Mr. Gamble was not ceremonious; so he just threw a cursory and anxious glance round the room, clapped his hands on his coat pockets, making a bunch of keys ring somewhere deep in their caverns. And all being right—

'Come along, gentlemen,' says he, 'I'm going to lock the door;' and without looking behind him, he bolted forth abstractedly into his dusty ante-room.

'Get your cloak about you, Sir—remember your cough, you know—the air of the streets is sharp,' said he with a sly wink, to his ugly client, who hastily took the hint.

'Is that coach at the door?' bawled Gamble to his clerks in the next room, while he locked the door of his own snuggery behind him; and being satisfied it was so, he conducted the party out by a side door, avoiding the clerks' room, and so down stairs.

'Drive to the courts,' said the attorney to the coachman; and that was all Toole learned about it that day. So he mounted his nag, and resumed his journey to Ringsend at a brisk trot.

I suppose, when he turned the key in his door, and dropped it into his breeches' pocket, the gentleman attorney assumed that he had made everything perfectly safe in his private chamber, though Toole thought he had not looked quite the same again after that sudden change of countenance he had remarked.

Now, it was a darksome day, and the windows of Mr. Gamble's room were so obscured with cobwebs, dust, and dirt, that even on a sunny day they boasted no more than a dim religious light.
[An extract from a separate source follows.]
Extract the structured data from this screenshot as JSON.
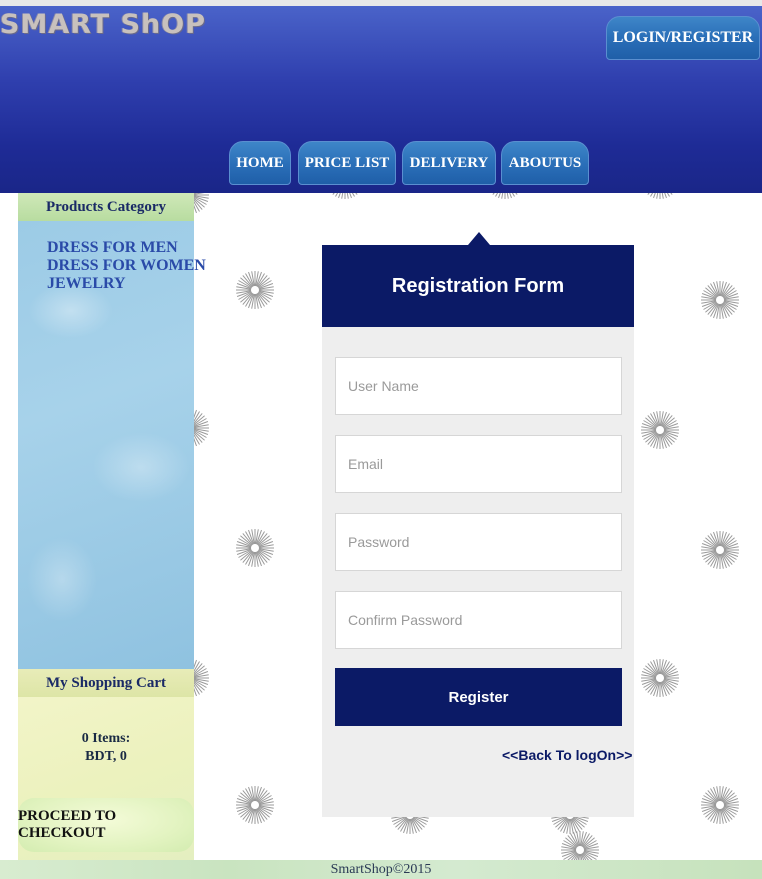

But on this day a cheerful man would have asked for a pair of candles, to dissipate the twilight and sustain his spirits.

He had not been gone, and the room empty ten minutes, when the door through which he had seemed to look on that unknown something that dismayed him, opened softly—at first a little—then a little more—then came a knock at it—then it opened more, and the dark shape of Charles Nutter, with rigid features and white eye-balls, glided stealthily and crouching into the chamber, and halted at the table, and seemed to read the endorsements of the notices that lay there.